Нат не мог по выражению её лица угадать, верит она ему или нет.
Миссис Киркбридж улыбнулась.
— Полчаса назад, — сказала она, — мне позвонил главный администратор хартфордского городского совета мистер Кук. — Нат поёжился. — Я не приняла его звонка, потому что подумала, что будет разумнее сначала увидеться с вами. Однако мне трудно поверить, что это тот тип сделки, которую анализируют на факультете бизнеса в Гарварде, мистер Картрайт. Так что, возможно, вам пора рассказать мне, почему вы на самом деле хотели меня видеть.
Энни подвезла своего мужа к зданию городского совета; впервые за этот день они остались одни.
— Почему бы нам не поехать домой? — спросил Флетчер.
— Наверно, все кандидаты чувствуют это перед подсчётом голосов.
— Знаешь, Энни, мы ведь с тобой не обсудили, что я буду делать, если проиграю.

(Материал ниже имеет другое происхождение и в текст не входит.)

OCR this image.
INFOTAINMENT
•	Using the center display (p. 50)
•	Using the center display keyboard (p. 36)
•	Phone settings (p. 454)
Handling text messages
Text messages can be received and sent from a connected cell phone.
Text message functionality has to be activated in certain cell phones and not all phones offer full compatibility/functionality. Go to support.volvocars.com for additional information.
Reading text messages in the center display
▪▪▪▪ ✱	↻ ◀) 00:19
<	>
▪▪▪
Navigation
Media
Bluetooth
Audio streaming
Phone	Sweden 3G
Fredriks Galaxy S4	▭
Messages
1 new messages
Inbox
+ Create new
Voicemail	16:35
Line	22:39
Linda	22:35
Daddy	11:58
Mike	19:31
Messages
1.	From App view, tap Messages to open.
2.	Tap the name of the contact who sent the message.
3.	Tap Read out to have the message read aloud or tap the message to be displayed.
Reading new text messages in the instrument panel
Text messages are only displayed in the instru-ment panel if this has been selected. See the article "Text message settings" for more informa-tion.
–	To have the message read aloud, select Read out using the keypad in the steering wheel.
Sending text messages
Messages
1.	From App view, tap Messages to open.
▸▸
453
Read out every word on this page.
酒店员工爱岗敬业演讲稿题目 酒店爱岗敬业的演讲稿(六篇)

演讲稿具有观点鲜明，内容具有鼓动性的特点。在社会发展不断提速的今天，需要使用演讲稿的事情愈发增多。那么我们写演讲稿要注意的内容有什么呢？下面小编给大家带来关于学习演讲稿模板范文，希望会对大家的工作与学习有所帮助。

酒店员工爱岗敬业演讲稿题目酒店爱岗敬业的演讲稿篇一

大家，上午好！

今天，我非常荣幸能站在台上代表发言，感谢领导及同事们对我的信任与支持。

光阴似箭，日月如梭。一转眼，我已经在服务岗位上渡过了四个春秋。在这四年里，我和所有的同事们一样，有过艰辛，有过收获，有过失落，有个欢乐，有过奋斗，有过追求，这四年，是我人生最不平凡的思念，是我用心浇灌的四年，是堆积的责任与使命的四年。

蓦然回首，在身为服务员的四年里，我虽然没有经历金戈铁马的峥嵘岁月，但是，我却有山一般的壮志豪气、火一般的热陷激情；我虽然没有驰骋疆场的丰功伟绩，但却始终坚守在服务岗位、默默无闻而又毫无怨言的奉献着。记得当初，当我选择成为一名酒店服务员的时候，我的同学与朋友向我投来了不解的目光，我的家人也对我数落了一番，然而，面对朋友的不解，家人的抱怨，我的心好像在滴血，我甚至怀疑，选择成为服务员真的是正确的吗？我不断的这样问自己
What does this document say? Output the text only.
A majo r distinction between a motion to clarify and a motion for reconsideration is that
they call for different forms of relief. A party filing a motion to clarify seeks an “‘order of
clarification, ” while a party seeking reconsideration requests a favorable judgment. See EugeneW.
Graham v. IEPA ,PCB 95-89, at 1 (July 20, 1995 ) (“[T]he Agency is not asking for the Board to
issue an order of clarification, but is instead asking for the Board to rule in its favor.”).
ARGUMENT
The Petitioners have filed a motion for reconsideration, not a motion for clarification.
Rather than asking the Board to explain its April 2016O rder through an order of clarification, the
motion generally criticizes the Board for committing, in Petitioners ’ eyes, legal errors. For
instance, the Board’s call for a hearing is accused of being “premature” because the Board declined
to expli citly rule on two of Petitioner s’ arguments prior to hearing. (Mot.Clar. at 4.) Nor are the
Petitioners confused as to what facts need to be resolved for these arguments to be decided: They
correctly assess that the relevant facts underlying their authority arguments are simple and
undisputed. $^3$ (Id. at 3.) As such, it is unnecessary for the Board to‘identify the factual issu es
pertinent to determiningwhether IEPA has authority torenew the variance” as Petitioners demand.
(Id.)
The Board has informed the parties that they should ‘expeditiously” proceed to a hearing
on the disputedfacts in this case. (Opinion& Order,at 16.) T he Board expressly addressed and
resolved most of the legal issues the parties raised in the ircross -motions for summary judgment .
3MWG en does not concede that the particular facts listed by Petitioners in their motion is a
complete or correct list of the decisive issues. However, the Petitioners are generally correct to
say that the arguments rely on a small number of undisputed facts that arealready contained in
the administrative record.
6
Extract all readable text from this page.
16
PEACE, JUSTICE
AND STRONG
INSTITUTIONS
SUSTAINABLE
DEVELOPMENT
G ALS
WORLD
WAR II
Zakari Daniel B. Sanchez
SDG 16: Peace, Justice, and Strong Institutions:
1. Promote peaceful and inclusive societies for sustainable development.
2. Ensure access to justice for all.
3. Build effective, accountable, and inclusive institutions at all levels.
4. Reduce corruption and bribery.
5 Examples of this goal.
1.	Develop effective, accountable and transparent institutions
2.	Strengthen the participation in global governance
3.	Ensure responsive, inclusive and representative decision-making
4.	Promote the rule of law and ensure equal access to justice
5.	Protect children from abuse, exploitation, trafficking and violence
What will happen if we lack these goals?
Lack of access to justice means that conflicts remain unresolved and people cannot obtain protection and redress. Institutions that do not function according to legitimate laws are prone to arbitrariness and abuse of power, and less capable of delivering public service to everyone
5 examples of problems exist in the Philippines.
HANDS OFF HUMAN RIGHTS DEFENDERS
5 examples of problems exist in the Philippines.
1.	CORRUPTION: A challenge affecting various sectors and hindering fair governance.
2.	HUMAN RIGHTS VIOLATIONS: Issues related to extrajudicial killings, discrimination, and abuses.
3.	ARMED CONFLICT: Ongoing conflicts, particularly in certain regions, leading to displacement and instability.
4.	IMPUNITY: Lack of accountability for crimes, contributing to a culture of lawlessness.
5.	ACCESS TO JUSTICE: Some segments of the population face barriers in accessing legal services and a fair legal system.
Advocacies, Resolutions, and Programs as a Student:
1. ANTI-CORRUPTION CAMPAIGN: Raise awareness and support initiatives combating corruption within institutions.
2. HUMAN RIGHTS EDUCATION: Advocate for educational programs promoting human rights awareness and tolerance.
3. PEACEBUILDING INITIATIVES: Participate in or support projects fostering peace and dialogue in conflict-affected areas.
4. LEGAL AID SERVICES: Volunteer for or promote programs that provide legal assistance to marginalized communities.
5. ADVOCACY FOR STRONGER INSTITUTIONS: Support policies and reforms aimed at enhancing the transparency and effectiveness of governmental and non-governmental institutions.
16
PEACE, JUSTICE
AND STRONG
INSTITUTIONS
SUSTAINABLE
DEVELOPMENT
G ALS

— Я всегда полагала, что ты пойдёшь работать в какую-нибудь юридическую фирму. К тебе ведь столько фирм стучится в дверь. Например, говорят, что фирме «Симпкинс и Уэлланд» нужен юрист, специализирующийся на уголовных делах.
— Да, и они даже предложили мне партнёрство, но, по правде говоря, меня больше всего интересует политическая деятельность. Политика увлекает меня даже больше, чем твоего отца.
— Это невозможно, — сказала Энни. — Кстати, он сказал, что мы можем припарковаться на его месте.
— Никоим образом, — возразил Флетчер. — На этом месте может парковаться только сенатор. Нет, давай припаркуемся на какой-нибудь боковой улице.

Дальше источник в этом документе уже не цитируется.